The classified information nondisclosure agreements, such as Standard Form 312, is also a common tool in enforcing security clearances. Prosecutors often cite the contract, which lists the criminal provisions that create liability for unauthorized disclosures, as evidence of an alleged leaker’s criminal intent. But in addition to reminding employees of possible tools for criminal liability, the contract creates independent tools for deterring unauthorized disclosure and enforcing the classification system. First, Clause 5 “assign[s] to the United States Government all royalties, remunerations, and emoluments that have resulted, will result or may result from any disclosure, publication, or revelation of classified information not consistent with the terms of this Agreement.” The government used the analogous provision in the National Security Agency’s classified information nondisclosure agreement, for example, to win a court orderseizing the proceeds from Edward Snowden’s 2019 memoir.
Agency-specific nondisclosure agreements typically impose specific requirements for former clearance holders to submit any writing possibly containing classified information to the agency for review. (The Supreme Court enforced penalties for failing to comply with prepublication requirements in Snepp v. United States, but the modern system is the subject of a challenge by the ACLU and Knight Institute currently on appeal in the U.S. Court of Appeals for the Fourth Circuit.) Finally, nondisclosure agreements (and other agency policies) typically prohibit those who unlawfully disclose classified information from holding security clearances in the future. Though perhaps not intended to deter intentional disclosures, such provisions may be a considerable deterrent against reckless or negligent handling of classified information for those making a career in national security.
7. How does all this affect Bolton?
The government’s lawsuit alleges that Bolton published classified information in his book, especially information about the president’s conversations with foreign government leaders, and that he failed to comply with his contractual prepublication requirements.

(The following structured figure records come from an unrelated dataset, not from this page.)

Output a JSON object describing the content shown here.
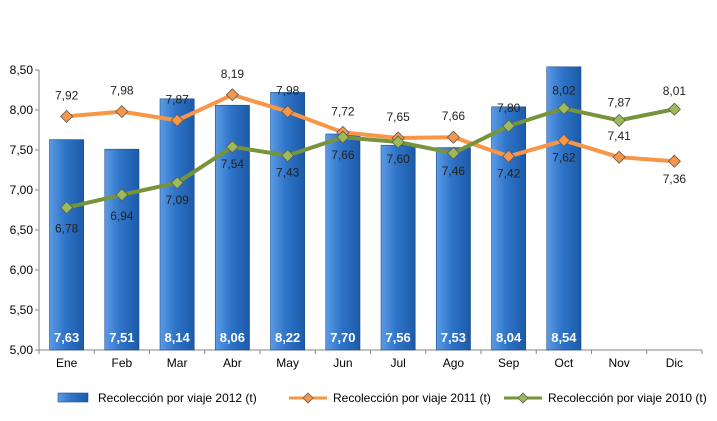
{
  "chart_data": {
    "type": "bar",
    "title": "",
    "xlabel": "",
    "ylabel": "",
    "categories": [
      "Ene",
      "Feb",
      "Mar",
      "Abr",
      "May",
      "Jun",
      "Jul",
      "Ago",
      "Sep",
      "Oct",
      "Nov",
      "Dic"
    ],
    "y_ticks": [
      "5,00",
      "5,50",
      "6,00",
      "6,50",
      "7,00",
      "7,50",
      "8,00",
      "8,50"
    ],
    "ylim": [
      5.0,
      8.5
    ],
    "grid": false,
    "legend_position": "bottom",
    "series": [
      {
        "name": "Recolección por viaje 2012 (t)",
        "type": "bar",
        "color": "#2F74C8",
        "values": [
          7.63,
          7.51,
          8.14,
          8.06,
          8.22,
          7.7,
          7.56,
          7.53,
          8.04,
          8.54,
          null,
          null
        ],
        "labels": [
          "7,63",
          "7,51",
          "8,14",
          "8,06",
          "8,22",
          "7,70",
          "7,56",
          "7,53",
          "8,04",
          "8,54",
          "",
          ""
        ]
      },
      {
        "name": "Recolección por viaje 2011 (t)",
        "type": "line",
        "color": "#F79646",
        "marker_color": "#F79646",
        "values": [
          7.92,
          7.98,
          7.87,
          8.19,
          7.98,
          7.72,
          7.65,
          7.66,
          7.42,
          7.62,
          7.41,
          7.36
        ],
        "labels": [
          "7,92",
          "7,98",
          "7,87",
          "8,19",
          "7,98",
          "7,72",
          "7,65",
          "7,66",
          "7,42",
          "7,62",
          "7,41",
          "7,36"
        ]
      },
      {
        "name": "Recolección por viaje 2010 (t)",
        "type": "line",
        "color": "#77933C",
        "marker_color": "#9BBB59",
        "values": [
          6.78,
          6.94,
          7.09,
          7.54,
          7.43,
          7.66,
          7.6,
          7.46,
          7.8,
          8.02,
          7.87,
          8.01
        ],
        "labels": [
          "6,78",
          "6,94",
          "7,09",
          "7,54",
          "7,43",
          "7,66",
          "7,60",
          "7,46",
          "7,80",
          "8,02",
          "7,87",
          "8,01"
        ]
      }
    ]
  }
}
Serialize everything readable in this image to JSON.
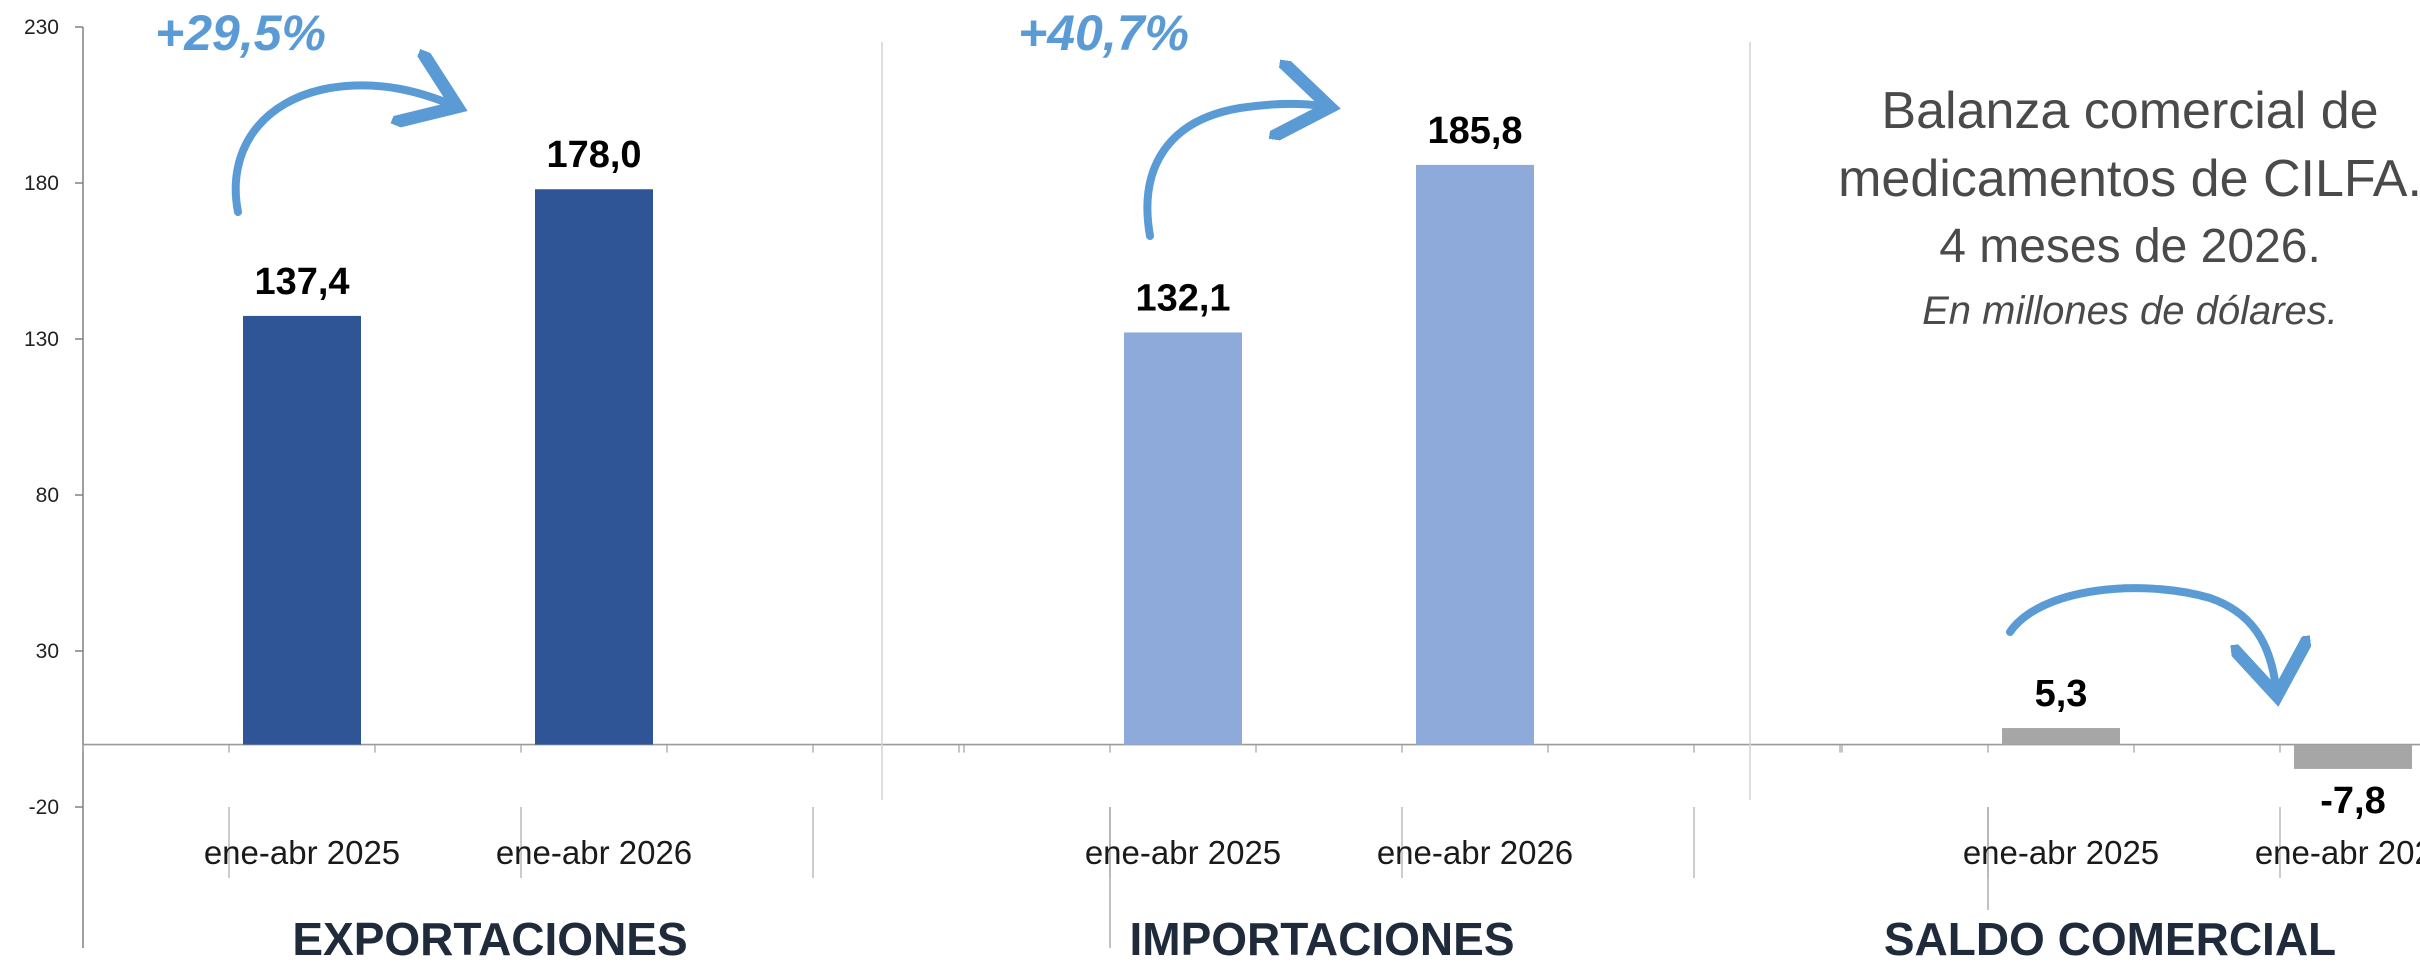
{
  "chart_data": {
    "type": "bar",
    "title": "Balanza comercial de medicamentos de CILFA.",
    "subtitle": "4 meses de 2026.",
    "note": "En millones de dólares.",
    "ylim": [
      -20,
      230
    ],
    "yticks": [
      -20,
      30,
      80,
      130,
      180,
      230
    ],
    "grid": false,
    "categories": [
      "ene-abr 2025",
      "ene-abr 2026"
    ],
    "groups": [
      {
        "name": "EXPORTACIONES",
        "color": "#2f5597",
        "values": [
          137.4,
          178.0
        ],
        "value_labels": [
          "137,4",
          "178,0"
        ],
        "growth_label": "+29,5%"
      },
      {
        "name": "IMPORTACIONES",
        "color": "#8eaadb",
        "values": [
          132.1,
          185.8
        ],
        "value_labels": [
          "132,1",
          "185,8"
        ],
        "growth_label": "+40,7%"
      },
      {
        "name": "SALDO COMERCIAL",
        "color": "#a6a6a6",
        "values": [
          5.3,
          -7.8
        ],
        "value_labels": [
          "5,3",
          "-7,8"
        ],
        "growth_label": ""
      }
    ],
    "arrow_color": "#5b9bd5"
  }
}
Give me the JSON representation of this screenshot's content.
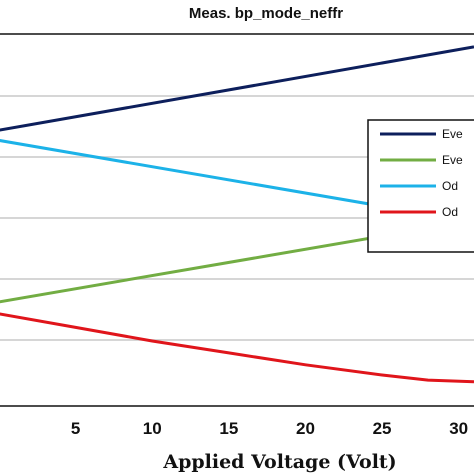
{
  "chart_data": {
    "type": "line",
    "title": "Meas. bp_mode_neffr",
    "xlabel": "Applied  Voltage (Volt)",
    "ylabel": "",
    "xlim": [
      0,
      31
    ],
    "ylim": [
      0,
      1
    ],
    "grid": true,
    "x_ticks": [
      5,
      10,
      15,
      20,
      25,
      30
    ],
    "x_tick_labels": [
      "5",
      "10",
      "15",
      "20",
      "25",
      "30"
    ],
    "legend_position": "right",
    "series": [
      {
        "name": "Eve",
        "color": "#0d1f5c",
        "x": [
          0,
          31
        ],
        "y": [
          0.72,
          0.965
        ]
      },
      {
        "name": "Eve",
        "color": "#72ad43",
        "x": [
          0,
          31
        ],
        "y": [
          0.215,
          0.455
        ]
      },
      {
        "name": "Od",
        "color": "#1cb2e8",
        "x": [
          0,
          31
        ],
        "y": [
          0.69,
          0.45
        ]
      },
      {
        "name": "Od",
        "color": "#e0151b",
        "x": [
          0,
          5,
          10,
          15,
          20,
          25,
          28,
          31
        ],
        "y": [
          0.18,
          0.14,
          0.1,
          0.065,
          0.03,
          0.0,
          -0.015,
          -0.02
        ]
      }
    ]
  }
}
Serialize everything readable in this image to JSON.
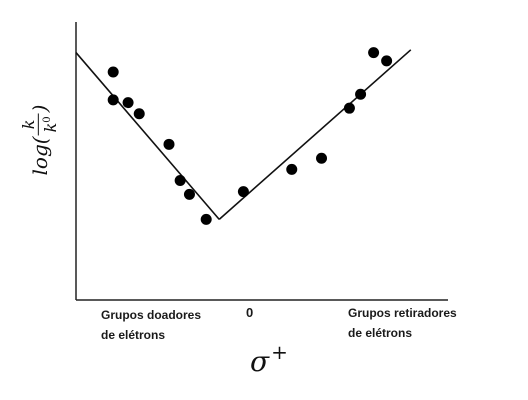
{
  "chart_data": {
    "type": "scatter",
    "title": "",
    "ylabel": "log(k/k0)",
    "xlabel": "σ+",
    "x_tick_labels": {
      "left": "Grupos doadores\nde elétrons",
      "center": "0",
      "right": "Grupos retiradores\nde elétrons"
    },
    "xlim": [
      -10,
      10
    ],
    "ylim": [
      0,
      10
    ],
    "grid": false,
    "legend": "none",
    "points": [
      {
        "x": -8.0,
        "y": 8.2
      },
      {
        "x": -8.0,
        "y": 7.2
      },
      {
        "x": -7.2,
        "y": 7.1
      },
      {
        "x": -6.6,
        "y": 6.7
      },
      {
        "x": -5.0,
        "y": 5.6
      },
      {
        "x": -4.4,
        "y": 4.3
      },
      {
        "x": -3.9,
        "y": 3.8
      },
      {
        "x": -3.0,
        "y": 2.9
      },
      {
        "x": -1.0,
        "y": 3.9
      },
      {
        "x": 1.6,
        "y": 4.7
      },
      {
        "x": 3.2,
        "y": 5.1
      },
      {
        "x": 4.7,
        "y": 6.9
      },
      {
        "x": 5.3,
        "y": 7.4
      },
      {
        "x": 6.0,
        "y": 8.9
      },
      {
        "x": 6.7,
        "y": 8.6
      }
    ],
    "fit_lines": [
      {
        "from": [
          -10,
          8.9
        ],
        "to": [
          -2.3,
          2.9
        ]
      },
      {
        "from": [
          -2.3,
          2.9
        ],
        "to": [
          8.0,
          9.0
        ]
      }
    ],
    "colors": {
      "points": "#000000",
      "line": "#111111",
      "axes": "#222222"
    }
  }
}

Bolton’s opposition brief, by comparison, argues that he submitted his manuscript to review, that National Security Council senior director Ellen Knight orally approved his manuscript for publication after edits in April, and that the National Security Council subsequently refused to formally clear the book for publication and later asserted that it still contained classified information. Though Judge Lamberth declined to issue an injunction against publishing the book last weekend, his order suggests that the government is likely to succeed on its assertion that Bolton did, in fact, publish information that is classified and that he is in breach of his nondisclosure agreement by failing to comply with the government’s prepublication review, however arduous.
With Lamberth suggesting that the law may not be on Bolton’s side, his defense seems to increasingly depend on what he can prove about the facts of the National Security Council’s classification and review process. The deferential standard of review for classification judgments makes that an uphill battle. What comes next may depend, as Jack Goldsmith and Marty Lederman suggested last week regarding the injunction, on whether at the merits stage Lamberth sees the Bolton case as adequately unusual to probe the basis and intent behind the government’s classification decisions.